Although Tocqueville described himself as aristocratic by instinct and democratic by reason, he made the shift from monarchist to democrat. According to Zunz, he was the only one in his family and among his friends and extended network to embrace democracy.
“The trip to America was a big part of it. Writing ‘Democracy in America’ was an equally big part of it,” Zunz said. “The reflection on the trip and the writing of the book made a big difference. In looking at America, he was looking at the future of France.”
Tocqueville was a product of the French Enlightenment thinkers—as was most of France during his lifetime. As intellectual as Tocqueville was, however, he believed being an intellectual was not enough. He desired to put his democratic theories to work in the arena of politics.
“Eighteenth century philosophers were not interested, and Tocqueville pointed this out time and again, in playing a political role directly,” Zunz noted. “They weren’t interested in the work of reform. They created huge intellectual systems that were hugely influential, but had no connection with practical politics. Tocqueville wanted to inform political theory with practical politics and vice versa. He thought he had it in him to create an original fusion between the two.
“He was a man of one idea. In the ideal world, equality and liberty are the same thing. Because if you are everybody’s equal, you are completely free, and if you are completely free, you are everybody’s equal. In the real world, unfortunately, too many people prefer equality and are willing to give up their political liberty to keep it, hence their submission to some despotic regime. Tocqueville’s life work was to put an end to that.”
Tocqueville got his chance when he won election in 1839. Less than a decade later, however, revolution hit France again.
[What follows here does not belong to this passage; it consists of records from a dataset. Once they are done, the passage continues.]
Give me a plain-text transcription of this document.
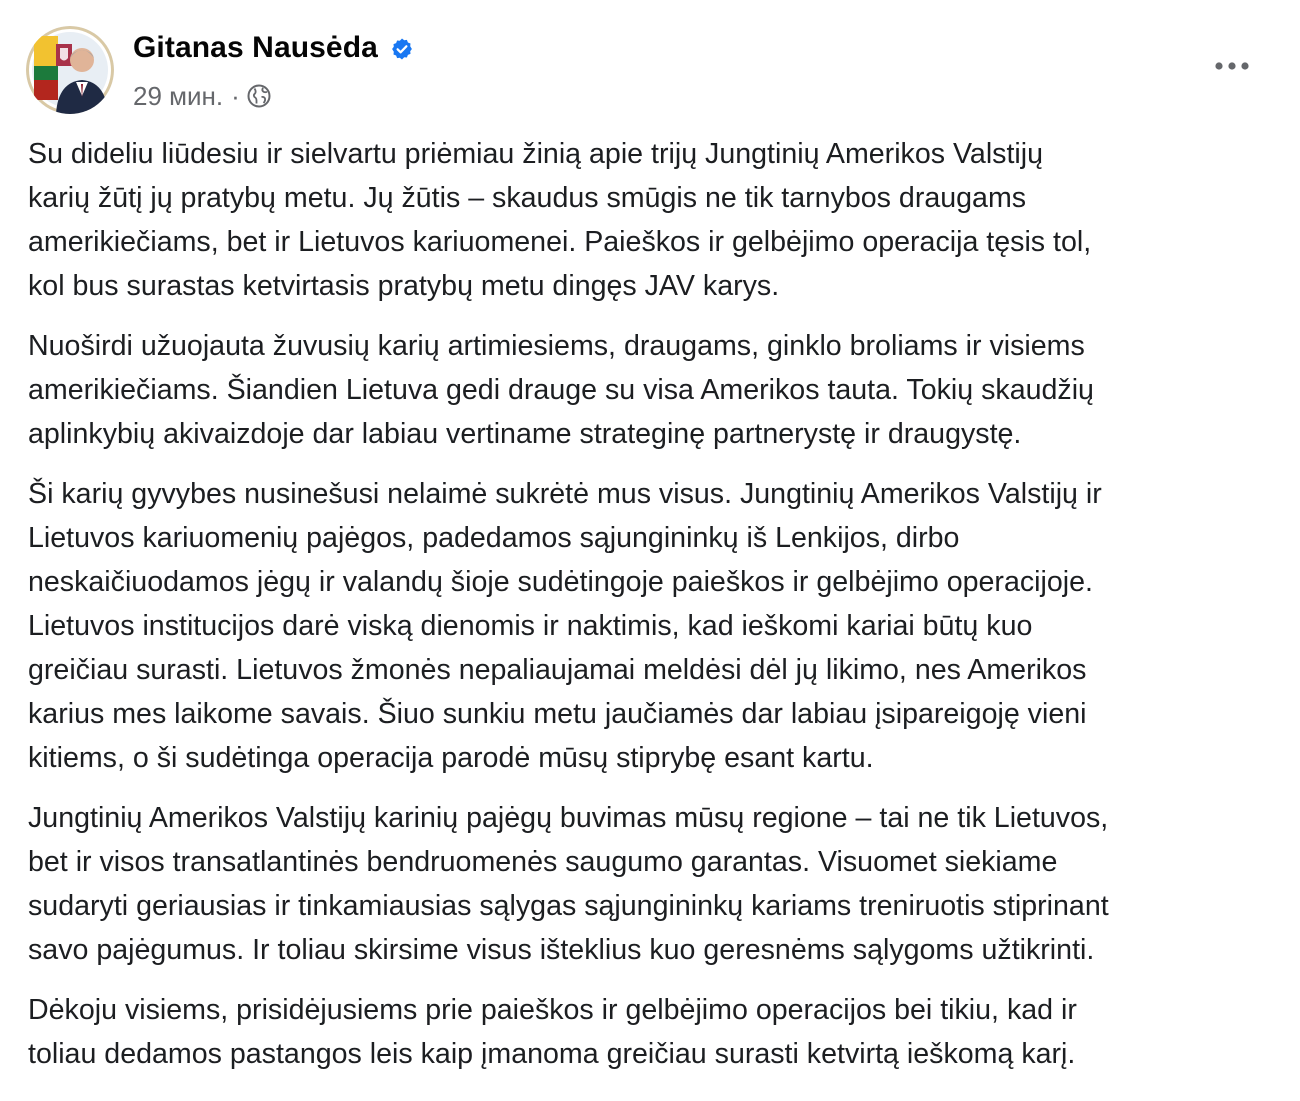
Gitanas Nausėda
29 мин. ·

Su dideliu liūdesiu ir sielvartu priėmiau žinią apie trijų Jungtinių Amerikos Valstijų
karių žūtį jų pratybų metu. Jų žūtis – skaudus smūgis ne tik tarnybos draugams
amerikiečiams, bet ir Lietuvos kariuomenei. Paieškos ir gelbėjimo operacija tęsis tol,
kol bus surastas ketvirtasis pratybų metu dingęs JAV karys.

Nuoširdi užuojauta žuvusių karių artimiesiems, draugams, ginklo broliams ir visiems
amerikiečiams. Šiandien Lietuva gedi drauge su visa Amerikos tauta. Tokių skaudžių
aplinkybių akivaizdoje dar labiau vertiname strateginę partnerystę ir draugystę.

Ši karių gyvybes nusinešusi nelaimė sukrėtė mus visus. Jungtinių Amerikos Valstijų ir
Lietuvos kariuomenių pajėgos, padedamos sąjungininkų iš Lenkijos, dirbo
neskaičiuodamos jėgų ir valandų šioje sudėtingoje paieškos ir gelbėjimo operacijoje.
Lietuvos institucijos darė viską dienomis ir naktimis, kad ieškomi kariai būtų kuo
greičiau surasti. Lietuvos žmonės nepaliaujamai meldėsi dėl jų likimo, nes Amerikos
karius mes laikome savais. Šiuo sunkiu metu jaučiamės dar labiau įsipareigoję vieni
kitiems, o ši sudėtinga operacija parodė mūsų stiprybę esant kartu.

Jungtinių Amerikos Valstijų karinių pajėgų buvimas mūsų regione – tai ne tik Lietuvos,
bet ir visos transatlantinės bendruomenės saugumo garantas. Visuomet siekiame
sudaryti geriausias ir tinkamiausias sąlygas sąjungininkų kariams treniruotis stiprinant
savo pajėgumus. Ir toliau skirsime visus išteklius kuo geresnėms sąlygoms užtikrinti.

Dėkoju visiems, prisidėjusiems prie paieškos ir gelbėjimo operacijos bei tikiu, kad ir
toliau dedamos pastangos leis kaip įmanoma greičiau surasti ketvirtą ieškomą karį.
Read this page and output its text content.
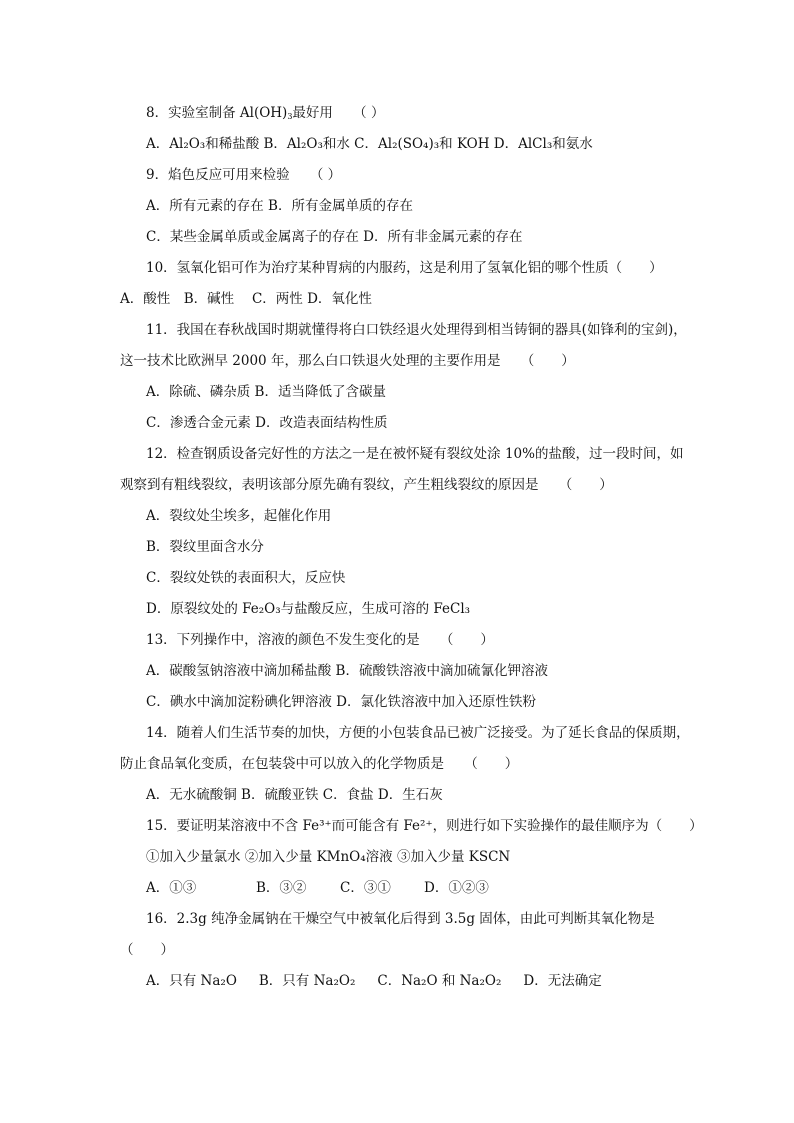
8．实验室制备 $Al(OH)_3$最好用　　（ ）
A．Al₂O₃和稀盐酸 B．Al₂O₃和水 C．Al₂(SO₄)₃和 KOH D．AlCl₃和氨水
9．焰色反应可用来检验　　（ ）
A．所有元素的存在 B．所有金属单质的存在
C．某些金属单质或金属离子的存在 D．所有非金属元素的存在
10．氢氧化铝可作为治疗某种胃病的内服药，这是利用了氢氧化铝的哪个性质（　　）
A．酸性　B．碱性　 C．两性 D．氧化性
11．我国在春秋战国时期就懂得将白口铁经退火处理得到相当铸铜的器具(如锋利的宝剑)，
这一技术比欧洲早 2000 年，那么白口铁退火处理的主要作用是　　（　　）
A．除硫、磷杂质 B．适当降低了含碳量
C．渗透合金元素 D．改造表面结构性质
12．检查钢质设备完好性的方法之一是在被怀疑有裂纹处涂 10%的盐酸，过一段时间，如
观察到有粗线裂纹，表明该部分原先确有裂纹，产生粗线裂纹的原因是　　（　　）
A．裂纹处尘埃多，起催化作用
B．裂纹里面含水分
C．裂纹处铁的表面积大，反应快
D．原裂纹处的 Fe₂O₃与盐酸反应，生成可溶的 FeCl₃
13．下列操作中，溶液的颜色不发生变化的是　　（　　）
A．碳酸氢钠溶液中滴加稀盐酸 B．硫酸铁溶液中滴加硫氰化钾溶液
C．碘水中滴加淀粉碘化钾溶液 D．氯化铁溶液中加入还原性铁粉
14．随着人们生活节奏的加快，方便的小包装食品已被广泛接受。为了延长食品的保质期，
防止食品氧化变质，在包装袋中可以放入的化学物质是　　（　　）
A．无水硫酸铜 B．硫酸亚铁 C．食盐 D．生石灰
15．要证明某溶液中不含 Fe³⁺而可能含有 Fe²⁺，则进行如下实验操作的最佳顺序为（　　）
①加入少量氯水 ②加入少量 KMnO₄溶液 ③加入少量 KSCN
A．①③	B．③② C．③① D．①②③
16．2.3g 纯净金属钠在干燥空气中被氧化后得到 3.5g 固体，由此可判断其氧化物是
（　　）
A．只有 Na₂O B．只有 Na₂O₂ C．Na₂O 和 Na₂O₂ D．无法确定
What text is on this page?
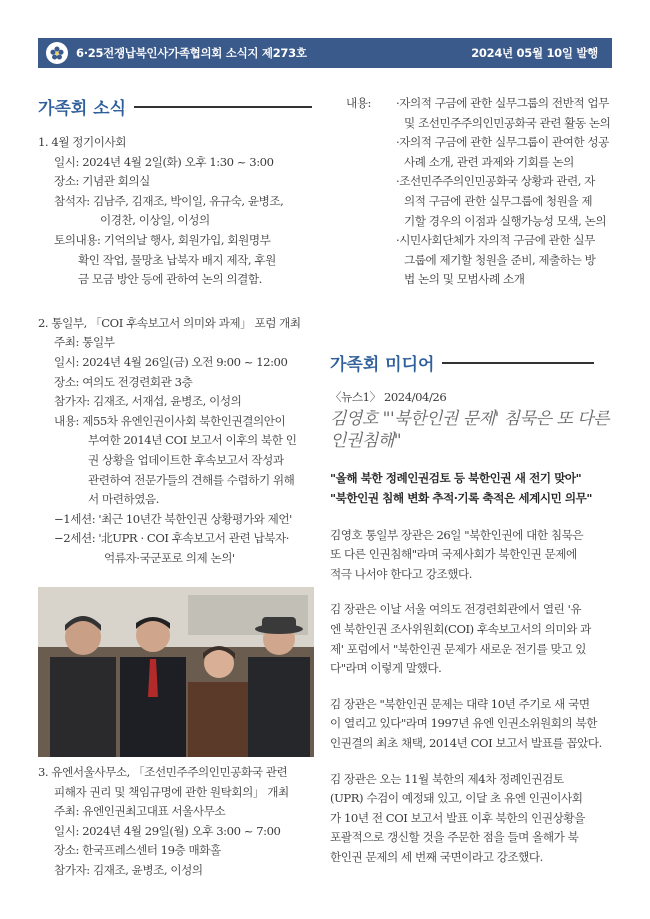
6·25전쟁납북인사가족협의회 소식지 제273호	2024년 05월 10일 발행
가족회 소식

1. 4월 정기이사회

일시: 2024년 4월 2일(화) 오후 1:30 ~ 3:00

장소: 기념관 회의실

참석자: 김남주, 김재조, 박이일, 유규숙, 윤병조,

이경찬, 이상일, 이성의

토의내용: 기억의날 행사, 회원가입, 회원명부

확인 작업, 물망초 납북자 배지 제작, 후원

금 모금 방안 등에 관하여 논의 의결함.

2. 통일부, 「COI 후속보고서 의미와 과제」 포럼 개최

주최: 통일부

일시: 2024년 4월 26일(금) 오전 9:00 ~ 12:00

장소: 여의도 전경련회관 3층

참가자: 김재조, 서재섭, 윤병조, 이성의

내용: 제55차 유엔인권이사회 북한인권결의안이

부여한 2014년 COI 보고서 이후의 북한 인

권 상황을 업데이트한 후속보고서 작성과

관련하여 전문가들의 견해를 수렴하기 위해

서 마련하였음.

−1세션: '최근 10년간 북한인권 상황평가와 제언'

−2세션: '北UPR · COI 후속보고서 관련 납북자·

억류자·국군포로 의제 논의'

3. 유엔서울사무소, 「조선민주주의인민공화국 관련

피해자 권리 및 책임규명에 관한 원탁회의」 개최

주최: 유엔인권최고대표 서울사무소

일시: 2024년 4월 29일(월) 오후 3:00 ~ 7:00

장소: 한국프레스센터 19층 매화홀

참가자: 김재조, 윤병조, 이성의

내용:	·자의적 구금에 관한 실무그룹의 전반적 업무

및 조선민주주의인민공화국 관련 활동 논의

·자의적 구금에 관한 실무그룹이 관여한 성공

사례 소개, 관련 과제와 기회를 논의

·조선민주주의인민공화국 상황과 관련, 자

의적 구금에 관한 실무그룹에 청원을 제

기할 경우의 이점과 실행가능성 모색, 논의

·시민사회단체가 자의적 구금에 관한 실무

그룹에 제기할 청원을 준비, 제출하는 방

법 논의 및 모범사례 소개

가족회 미디어

〈뉴스1〉 2024/04/26

김영호 "'북한인권 문제' 침묵은 또 다른

인권침해"

"올해 북한 정례인권검토 등 북한인권 새 전기 맞아"

"북한인권 침해 변화 추적·기록 축적은 세계시민 의무"

김영호 통일부 장관은 26일 "북한인권에 대한 침묵은

또 다른 인권침해"라며 국제사회가 북한인권 문제에

적극 나서야 한다고 강조했다.

김 장관은 이날 서울 여의도 전경련회관에서 열린 '유

엔 북한인권 조사위원회(COI) 후속보고서의 의미와 과

제' 포럼에서 "북한인권 문제가 새로운 전기를 맞고 있

다"라며 이렇게 말했다.

김 장관은 "북한인권 문제는 대략 10년 주기로 새 국면

이 열리고 있다"라며 1997년 유엔 인권소위원회의 북한

인권결의 최초 채택, 2014년 COI 보고서 발표를 꼽았다.

김 장관은 오는 11월 북한의 제4차 정례인권검토

(UPR) 수검이 예정돼 있고, 이달 초 유엔 인권이사회

가 10년 전 COI 보고서 발표 이후 북한의 인권상황을

포괄적으로 갱신할 것을 주문한 점을 들며 올해가 북

한인권 문제의 세 번째 국면이라고 강조했다.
The Revolution of 1848 forced the abdication of Louis-Philippe and resulted in the short-lived Second Republic, which dissolved with the Second Empire in 1852.
“Tocqueville thought the tragedy of French history was the idea that every reform movement fought in the name of liberty ended up in a form of despotism,” Zunz stated. “It was sort of a French malady.”
The continual political upheaval in France only furthered Tocqueville’s resolve in democracy, specifically the republican form established in America. Cycling through revolutionary republics, constitutional monarchies, and absolute monarchies proved to the French statesman that a government that provided both equality and liberty would require a separation of powers.
“America had shown that the only way to retain liberty was partly to restrict it through the separation of powers,” Zunz said.
The malady, in a sense, has continued in France well after the death of Tocqueville in 1859. France’s government is called the Fifth Republic, which began in 1958. There was the threat of a Sixth in 2017. America, on the other hand, has retained its republican form of government over the centuries, undergirded by history’s longest lasting constitution.
America and France, however, retain close ties in many respects because of military outbursts such as the Napoleonic Wars, which resulted in the Louisiana Purchase, as well as America coming to the defense of France during World War I and II. Tocqueville, however, remains a primary connector between the two countries on a political and social level.
“He wrote a book that changed the way America and the rest of the world thinks about civil society and politics,” Zunz stated. “Not a bad achievement.”
Dustin Bass is an author and co-host of The Sons of History podcast. He also writes two weekly series for The Epoch Times: Profiles in History and This Week in History.